Juho Hanninen had put the new Yaris in third on the opening night and remained in podium contention until a mistake on Friday broke the car's suspension.
His team-mate Latvala got more comfortable through the rally after a slow start and a few early technical gremlins in his first appearance for Toyota after Volkswagen's World Rally Championship exit, and advanced to second as others hit trouble.
The attrition allowed one of the previous-generation World Rally Cars into the top five, Craig Breen's 2016 Citroen finishing within 12 seconds of Dani Sordo's fourth-placed Hyundai.
Sordo had struggled on the more icy stages and also had power steering trouble on Saturday.
Breen was the only works Citroen driver to have a smooth weekend.
Team leader Kris Meeke was in the podium hunt before crashing on Friday, then spent half an hour parked with an ignition problem on Saturday after returning under Rally2.

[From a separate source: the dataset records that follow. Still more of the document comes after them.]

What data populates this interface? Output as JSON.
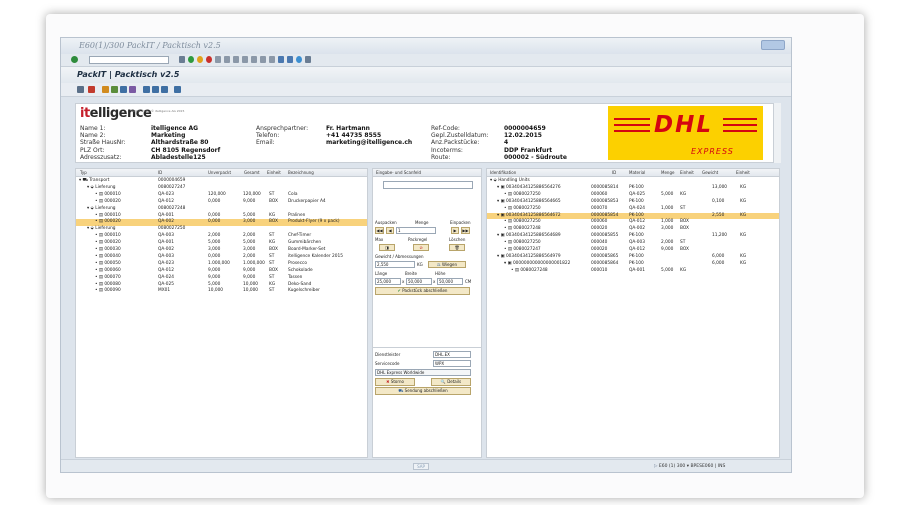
{
  "window": {
    "title": "E60(1)/300 PackIT / Packtisch v2.5"
  },
  "app": {
    "title": "PackIT | Packtisch v2.5"
  },
  "logo": {
    "text_it": "it",
    "text_rest": "elligence",
    "subtitle": "PackIT v2.5 | © itelligence AG 2015"
  },
  "header": {
    "left_labels": [
      "Name 1:",
      "Name 2:",
      "Straße HausNr:",
      "PLZ Ort:",
      "Adresszusatz:"
    ],
    "left_values": [
      "itelligence AG",
      "Marketing",
      "Althardstraße 80",
      "CH 8105 Regensdorf",
      "Abladestelle125"
    ],
    "mid_labels": [
      "Ansprechpartner:",
      "Telefon:",
      "Email:"
    ],
    "mid_values": [
      "Fr. Hartmann",
      "+41 44735 8555",
      "marketing@itelligence.ch"
    ],
    "right_labels": [
      "Ref-Code:",
      "Gepl.Zustelldatum:",
      "Anz.Packstücke:",
      "Incoterms:",
      "Route:"
    ],
    "right_values": [
      "0000004659",
      "12.02.2015",
      "4",
      "DDP Frankfurt",
      "000002 - Südroute"
    ]
  },
  "carrier_logo": {
    "brand": "DHL",
    "tag": "EXPRESS"
  },
  "left_table": {
    "headers": [
      "Typ",
      "ID",
      "Unverpackt",
      "Gesamt",
      "Einheit",
      "Bezeichnung"
    ],
    "rows": [
      {
        "typ": "Transport",
        "id": "0000004659",
        "unv": "",
        "ges": "",
        "ein": "",
        "bez": "",
        "indent": 0,
        "style": ""
      },
      {
        "typ": "Lieferung",
        "id": "0080027247",
        "unv": "",
        "ges": "",
        "ein": "",
        "bez": "",
        "indent": 1,
        "style": ""
      },
      {
        "typ": "000010",
        "id": "QA-023",
        "unv": "120,000",
        "ges": "120,000",
        "ein": "ST",
        "bez": "Cola",
        "indent": 2,
        "style": ""
      },
      {
        "typ": "000020",
        "id": "QA-012",
        "unv": "0,000",
        "ges": "9,000",
        "ein": "BOX",
        "bez": "Druckerpapier A4",
        "indent": 2,
        "style": ""
      },
      {
        "typ": "Lieferung",
        "id": "0080027248",
        "unv": "",
        "ges": "",
        "ein": "",
        "bez": "",
        "indent": 1,
        "style": ""
      },
      {
        "typ": "000010",
        "id": "QA-001",
        "unv": "0,000",
        "ges": "5,000",
        "ein": "KG",
        "bez": "Pralinen",
        "indent": 2,
        "style": ""
      },
      {
        "typ": "000020",
        "id": "QA-002",
        "unv": "0,000",
        "ges": "3,000",
        "ein": "BOX",
        "bez": "Produkt-Flyer (9 x pack)",
        "indent": 2,
        "style": "sel2"
      },
      {
        "typ": "Lieferung",
        "id": "0080027250",
        "unv": "",
        "ges": "",
        "ein": "",
        "bez": "",
        "indent": 1,
        "style": ""
      },
      {
        "typ": "000010",
        "id": "QA-003",
        "unv": "2,000",
        "ges": "2,000",
        "ein": "ST",
        "bez": "Chef-Timer",
        "indent": 2,
        "style": ""
      },
      {
        "typ": "000020",
        "id": "QA-001",
        "unv": "5,000",
        "ges": "5,000",
        "ein": "KG",
        "bez": "Gummibärchen",
        "indent": 2,
        "style": ""
      },
      {
        "typ": "000030",
        "id": "QA-002",
        "unv": "3,000",
        "ges": "3,000",
        "ein": "BOX",
        "bez": "Board-Marker-Set",
        "indent": 2,
        "style": ""
      },
      {
        "typ": "000040",
        "id": "QA-003",
        "unv": "0,000",
        "ges": "2,000",
        "ein": "ST",
        "bez": "itelligence Kalender 2015",
        "indent": 2,
        "style": ""
      },
      {
        "typ": "000050",
        "id": "QA-023",
        "unv": "1.000,000",
        "ges": "1.000,000",
        "ein": "ST",
        "bez": "Prosecco",
        "indent": 2,
        "style": ""
      },
      {
        "typ": "000060",
        "id": "QA-012",
        "unv": "9,000",
        "ges": "9,000",
        "ein": "BOX",
        "bez": "Schokolade",
        "indent": 2,
        "style": ""
      },
      {
        "typ": "000070",
        "id": "QA-024",
        "unv": "9,000",
        "ges": "9,000",
        "ein": "ST",
        "bez": "Tassen",
        "indent": 2,
        "style": ""
      },
      {
        "typ": "000080",
        "id": "QA-025",
        "unv": "5,000",
        "ges": "10,000",
        "ein": "KG",
        "bez": "Deko-Sand",
        "indent": 2,
        "style": ""
      },
      {
        "typ": "000090",
        "id": "MX01",
        "unv": "10,000",
        "ges": "10,000",
        "ein": "ST",
        "bez": "Kugelschreiber",
        "indent": 2,
        "style": ""
      }
    ]
  },
  "mid": {
    "scan_header": "Eingabe- und Scanfeld",
    "scan_value": "",
    "lbl_auspacken": "Auspacken",
    "lbl_menge": "Menge",
    "lbl_einpacken": "Einpacken",
    "menge_value": "1",
    "lbl_max": "Max",
    "lbl_packregel": "Packregel",
    "lbl_loeschen": "Löschen",
    "lbl_gewicht": "Gewicht / Abmessungen",
    "gewicht_value": "2,550",
    "gewicht_unit": "KG",
    "btn_wiegen": "Wiegen",
    "lbl_laenge": "Länge",
    "lbl_breite": "Breite",
    "lbl_hoehe": "Höhe",
    "laenge_value": "25,000",
    "breite_value": "50,000",
    "hoehe_value": "50,000",
    "dim_unit": "CM",
    "btn_packstueck": "Packstück abschließen",
    "lbl_dienstleister": "Dienstleister",
    "dienstleister_value": "DHL.EX",
    "lbl_servicecode": "Servicecode",
    "servicecode_value": "WPX",
    "service_desc": "DHL Express Worldwide",
    "btn_storno": "Storno",
    "btn_details": "Details",
    "btn_sendung": "Sendung abschließen"
  },
  "right_table": {
    "headers": [
      "Identifikation",
      "ID",
      "Material",
      "Menge",
      "Einheit",
      "Gewicht",
      "Einheit"
    ],
    "rows": [
      {
        "ident": "Handling Units",
        "id": "",
        "mat": "",
        "menge": "",
        "ein": "",
        "gew": "",
        "gein": "",
        "indent": 0,
        "style": ""
      },
      {
        "ident": "00340434125886564276",
        "id": "0000085814",
        "mat": "PK-100",
        "menge": "",
        "ein": "",
        "gew": "13,000",
        "gein": "KG",
        "indent": 1,
        "style": ""
      },
      {
        "ident": "0080027250",
        "id": "000060",
        "mat": "QA-025",
        "menge": "5,000",
        "ein": "KG",
        "gew": "",
        "gein": "",
        "indent": 2,
        "style": ""
      },
      {
        "ident": "00340434125886564665",
        "id": "0000085853",
        "mat": "PK-100",
        "menge": "",
        "ein": "",
        "gew": "0,100",
        "gein": "KG",
        "indent": 1,
        "style": ""
      },
      {
        "ident": "0080027250",
        "id": "000070",
        "mat": "QA-024",
        "menge": "1,000",
        "ein": "ST",
        "gew": "",
        "gein": "",
        "indent": 2,
        "style": ""
      },
      {
        "ident": "00340434125886564672",
        "id": "0000085854",
        "mat": "PK-100",
        "menge": "",
        "ein": "",
        "gew": "2,550",
        "gein": "KG",
        "indent": 1,
        "style": "sel2"
      },
      {
        "ident": "0080027250",
        "id": "000060",
        "mat": "QA-012",
        "menge": "1,000",
        "ein": "BOX",
        "gew": "",
        "gein": "",
        "indent": 2,
        "style": ""
      },
      {
        "ident": "0080027248",
        "id": "000020",
        "mat": "QA-002",
        "menge": "3,000",
        "ein": "BOX",
        "gew": "",
        "gein": "",
        "indent": 2,
        "style": ""
      },
      {
        "ident": "00340434125886564689",
        "id": "0000085855",
        "mat": "PK-100",
        "menge": "",
        "ein": "",
        "gew": "11,200",
        "gein": "KG",
        "indent": 1,
        "style": ""
      },
      {
        "ident": "0080027250",
        "id": "000040",
        "mat": "QA-003",
        "menge": "2,000",
        "ein": "ST",
        "gew": "",
        "gein": "",
        "indent": 2,
        "style": ""
      },
      {
        "ident": "0080027247",
        "id": "000020",
        "mat": "QA-012",
        "menge": "9,000",
        "ein": "BOX",
        "gew": "",
        "gein": "",
        "indent": 2,
        "style": ""
      },
      {
        "ident": "00340434125886564979",
        "id": "0000085865",
        "mat": "PK-100",
        "menge": "",
        "ein": "",
        "gew": "6,000",
        "gein": "KG",
        "indent": 1,
        "style": ""
      },
      {
        "ident": "000000000000000001822",
        "id": "0000085864",
        "mat": "PK-100",
        "menge": "",
        "ein": "",
        "gew": "6,000",
        "gein": "KG",
        "indent": 2,
        "style": ""
      },
      {
        "ident": "0080027248",
        "id": "000010",
        "mat": "QA-001",
        "menge": "5,000",
        "ein": "KG",
        "gew": "",
        "gein": "",
        "indent": 3,
        "style": ""
      }
    ]
  },
  "status": {
    "sap_text": "SAP",
    "session": "E60 (1) 300",
    "server": "BPESE060",
    "mode": "INS"
  }
}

His weekend ultimately ended when another car crashed into him on the road section back to Monaco on Saturday night.
Stephane Lefebvre's car hit transmission trouble on the first night, but he at least made it back into ninth overall running under Rally2 and took a fastest stage time on Sunday morning.
Rally2 returnees ended up dominating the powerstage scorers, benefiting from crossing the Col before the snow level increased.
Neuville had the consolation of the increased five point bonus for the fastest time there, ahead of Lefebvre and Hanninen.
Elfyn Evans spent Friday running among the WRC2 cars as the DMACK tyres struggled for grip on the ice.
But as conditions improved, the rubber came alive and three stage wins on Saturday allowed him back through to an eventual sixth place.
Having been left with a World Rally Car drive after VW's pullout, Andreas Mikkelsen - winner of 2016's WRC finale in Australia - made the most of stepping back to the WRC2 ranks with Skoda by dominating the class.
He finished seventh overall and had a class-winning margin of three minutes.
The start of the WRC's new era was overshadowed by the death of a spectator on the very stage in an accident involving Hayden Paddon's Hyundai.
Crowd safety concerns later led to a late start to Saturday morning's action plus the cancellation of the final day's penultimate stage.